« Aurait-on reçu un génie ou un fou ? »
C’est cette vision de Barcelone que nous allons vous faire partager, plus particulièrement celle de Gaudi i Cornet, né en 1852 et tragiquement décédé en 1926, renversé par un tramway.
On disait de lui qu’il était le plus Catalan des Catalans, un militant qui oeuvrait pour une Catalogne indépendante intégrée à l’Europe (déjà !). Une ouverture vers les autres qui favorisa à Barcelone l’éclosion de l’Art Nouveau, le « Modernisme » dont la première mention date de 1884, et la première réalisation (due à l’architecte Montaner) de 1888 avec le Grand Hôtel de l’Exposition Universelle.

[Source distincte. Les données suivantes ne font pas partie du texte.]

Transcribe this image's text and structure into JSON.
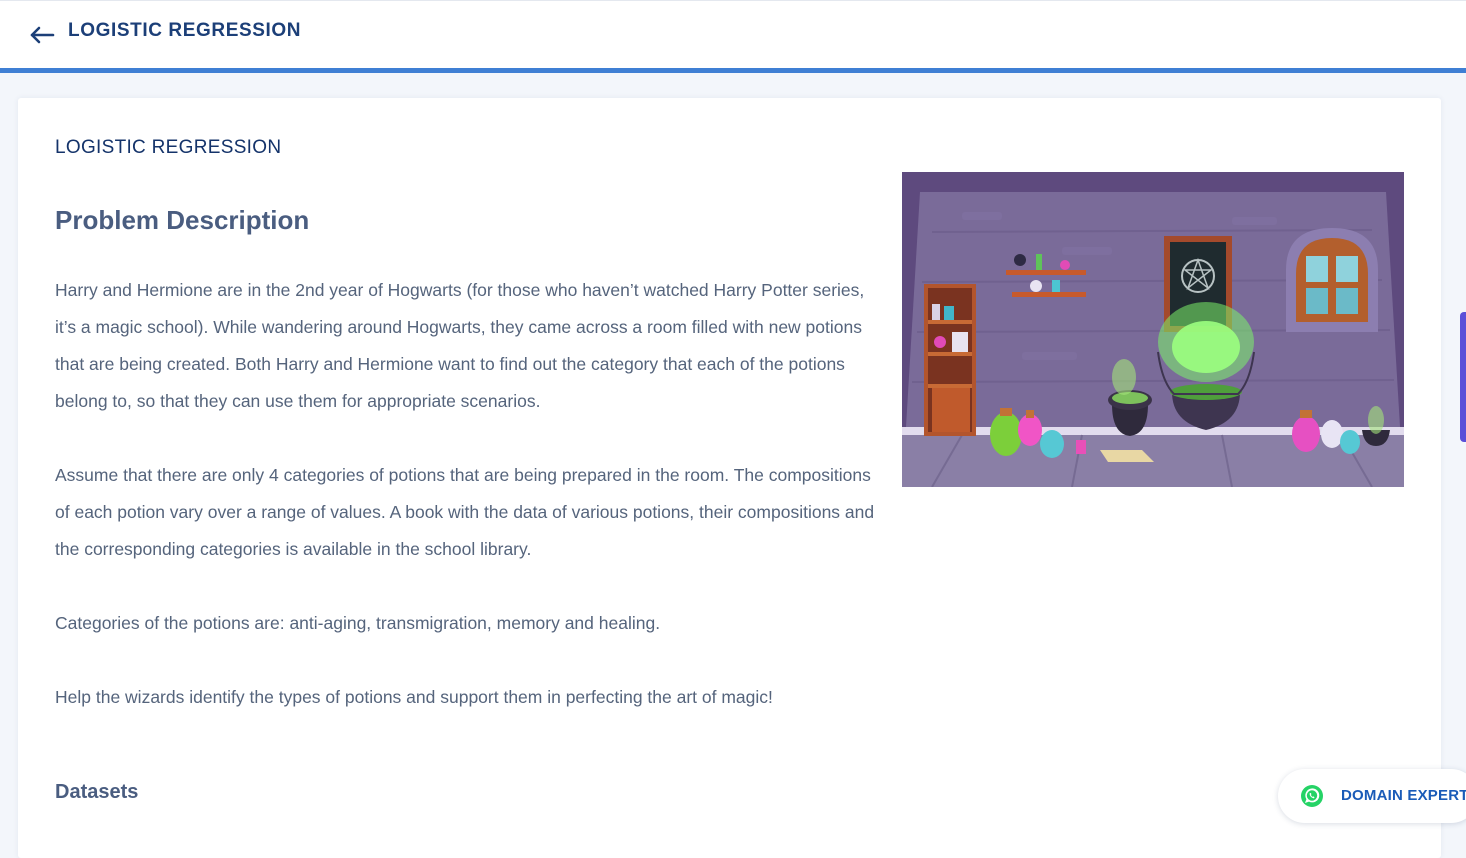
{
  "header": {
    "title": "LOGISTIC REGRESSION",
    "back_icon": "arrow-left-icon",
    "accent_color": "#3f7fd4"
  },
  "main": {
    "section_title": "LOGISTIC REGRESSION",
    "problem_heading": "Problem Description",
    "paragraphs": [
      "Harry and Hermione are in the 2nd year of Hogwarts (for those who haven’t watched Harry Potter series, it’s a magic school). While wandering around Hogwarts, they came across a room filled with new potions that are being created. Both Harry and Hermione want to find out the category that each of the potions belong to, so that they can use them for appropriate scenarios.",
      "Assume that there are only 4 categories of potions that are being prepared in the room. The compositions of each potion vary over a range of values. A book with the data of various potions, their compositions and the corresponding categories is available in the school library.",
      "Categories of the potions are: anti-aging, transmigration, memory and healing.",
      "Help the wizards identify the types of potions and support them in perfecting the art of magic!"
    ],
    "datasets_heading": "Datasets",
    "illustration": "potion-room-illustration"
  },
  "floating": {
    "domain_expert_label": "DOMAIN EXPERT",
    "domain_expert_icon": "whatsapp-icon",
    "whatsapp_color": "#25d366"
  }
}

En cette seconde moitié du 19e siècle, l’expansion est le maître-mot ici : les remparts ont sauté en 1854 et la surface de la ville a déjà doublé avec une population qui sera vite multipliée par quatre.
Gaudi, qui vient de réussir son examen d’architecte – « Aurait-on reçu un génie ou un fou ? » diront certains -, s’en va étudier à Carcassonne l’œuvre de Viollet-Le-Duc qui a restauré les remparts. Mais alors que ce dernier prônait la recherche de nouveaux matériaux pour dépasser le Gothique, Gaudi choisissait de tout faire avec la brique et la pierre. A l’instar d’Otto Wagner à Wien, il privilégiait les matériaux nobles.
Les bonnes rencontres
Barcelone change, l’industrie et le commerce développent les fortunes, et les bourgeois qui ont réussi dans les affaires aiment s’entourer d’artistes. C’est aussi le moment choisi par des milieux intellectuels pour militer en faveur d’une réhabilitation d’un passé glorieux.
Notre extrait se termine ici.